First day of Spring

last day of winter - 1

03.20.18

Yesterday, I went out to the dock to photograph the last sunset of Winter.  I had run into a friend in the grocery store, early in the day, who had just returned from her annual winter’s stay in Hawaii.  I asked if she was able to get up her long and twisty road, and she said luckily it had been cleared, and she inquired about my steep and twisty road, and how had I fared this winter.  I told her wow, it had been quite the long winter.   Yet, standing on the dock last night, on the eve of the spring equinox, I thought to myself, “well, it wasn’t so bad.”

Over the years, I’ve had many misadventures with my old and dear friend, Tini.  She owns a travel company, “Challenge Unlimited”, and after every mishap we’ve shared during her “challenges”, she always declares, “well, that wasn’t so bad, was it?”  I’ve thought they were horrific, but when she declares it wasn’t so bad, and because I love her, the experience takes on a different hue.  Already, on this very first day of spring, I am in the early stage of nostalgia, coloring this winter as not so bad.  Don starting the fire at 4:30, soup on the stove, watching our shows with Jameson Black Barrel and a little chocolate, and to bed by 9:00.  Well, that wasn’t so bad, was it?

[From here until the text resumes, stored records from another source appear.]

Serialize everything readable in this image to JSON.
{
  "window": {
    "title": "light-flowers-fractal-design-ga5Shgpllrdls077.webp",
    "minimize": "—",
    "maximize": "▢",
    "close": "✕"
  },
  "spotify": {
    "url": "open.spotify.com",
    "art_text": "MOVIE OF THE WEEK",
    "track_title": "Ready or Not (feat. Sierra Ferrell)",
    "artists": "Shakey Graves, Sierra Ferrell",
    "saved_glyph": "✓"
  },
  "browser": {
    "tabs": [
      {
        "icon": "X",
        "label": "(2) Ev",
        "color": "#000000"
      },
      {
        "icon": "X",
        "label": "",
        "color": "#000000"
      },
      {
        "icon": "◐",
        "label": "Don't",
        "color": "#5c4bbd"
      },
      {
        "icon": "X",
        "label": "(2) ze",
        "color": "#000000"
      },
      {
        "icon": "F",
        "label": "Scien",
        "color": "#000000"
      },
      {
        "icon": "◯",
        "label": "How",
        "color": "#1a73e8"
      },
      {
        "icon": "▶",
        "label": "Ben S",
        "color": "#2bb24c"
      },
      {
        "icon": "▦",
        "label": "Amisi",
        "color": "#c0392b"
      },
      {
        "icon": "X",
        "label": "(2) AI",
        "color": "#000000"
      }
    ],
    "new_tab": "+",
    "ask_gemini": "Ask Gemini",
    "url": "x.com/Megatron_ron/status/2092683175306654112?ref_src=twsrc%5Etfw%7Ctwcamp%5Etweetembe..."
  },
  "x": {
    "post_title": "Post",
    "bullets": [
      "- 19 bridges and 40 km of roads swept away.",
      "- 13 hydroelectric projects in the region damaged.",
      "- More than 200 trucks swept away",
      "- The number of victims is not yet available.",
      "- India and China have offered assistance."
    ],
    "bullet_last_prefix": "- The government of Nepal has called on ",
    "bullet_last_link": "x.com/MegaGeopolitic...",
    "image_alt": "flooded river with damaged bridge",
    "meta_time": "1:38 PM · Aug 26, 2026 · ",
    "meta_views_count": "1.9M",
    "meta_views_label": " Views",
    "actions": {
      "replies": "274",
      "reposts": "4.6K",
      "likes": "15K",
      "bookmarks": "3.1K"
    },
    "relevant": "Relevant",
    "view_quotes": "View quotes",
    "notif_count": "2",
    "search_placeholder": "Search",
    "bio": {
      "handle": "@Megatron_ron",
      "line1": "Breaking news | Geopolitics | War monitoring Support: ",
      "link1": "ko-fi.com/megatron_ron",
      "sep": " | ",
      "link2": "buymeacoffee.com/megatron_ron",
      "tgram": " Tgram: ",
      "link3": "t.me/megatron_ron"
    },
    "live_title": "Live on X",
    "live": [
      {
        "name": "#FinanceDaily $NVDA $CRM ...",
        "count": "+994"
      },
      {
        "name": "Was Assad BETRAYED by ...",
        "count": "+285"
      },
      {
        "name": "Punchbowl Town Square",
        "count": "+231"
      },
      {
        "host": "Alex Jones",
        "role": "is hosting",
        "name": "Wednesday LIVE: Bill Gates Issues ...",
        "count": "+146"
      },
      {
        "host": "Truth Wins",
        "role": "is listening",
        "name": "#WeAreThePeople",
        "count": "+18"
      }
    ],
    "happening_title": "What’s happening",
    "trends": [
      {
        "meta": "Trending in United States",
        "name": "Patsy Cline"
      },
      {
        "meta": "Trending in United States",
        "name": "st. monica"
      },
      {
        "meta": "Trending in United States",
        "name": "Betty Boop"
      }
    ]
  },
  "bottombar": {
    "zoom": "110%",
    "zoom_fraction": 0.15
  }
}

I’m taking a drawing class at the college, and yesterday afternoon I drew the pot of shamrocks on my dining room table, backlit by sunshine streaming through the windows.  At the end, I had to decide where to draw the horizon line, to rescue it out of thin air.  I had the choice to put it anywhere.  And, when I took photographs of the sunset from the dock last night, I could frame the horizon line in a way that made the picture be all sky or all water.  I could make it be whatever I wanted it to be, just by altering the horizon.  I love Billy Collins’ perspective about ‘horizons’ in his book, The Art of Drowning.

Horizon

Horizon by Billy Collins

You can use the brush of a Japanese monk
or a pencil stub from a race track.

As long as you draw the line a third
the way up from the bottom of the page,

the effect is the same: the world suddenly
divided into its elemental realms.

A moment ago there was only a piece of paper.
Now there is earth and sky, sky and sea.

You were sitting alone in a small room.
Now you are walking into the heat of a vast desert

or standing on the ledge of a winter beach
watching the light on the water, light in the air.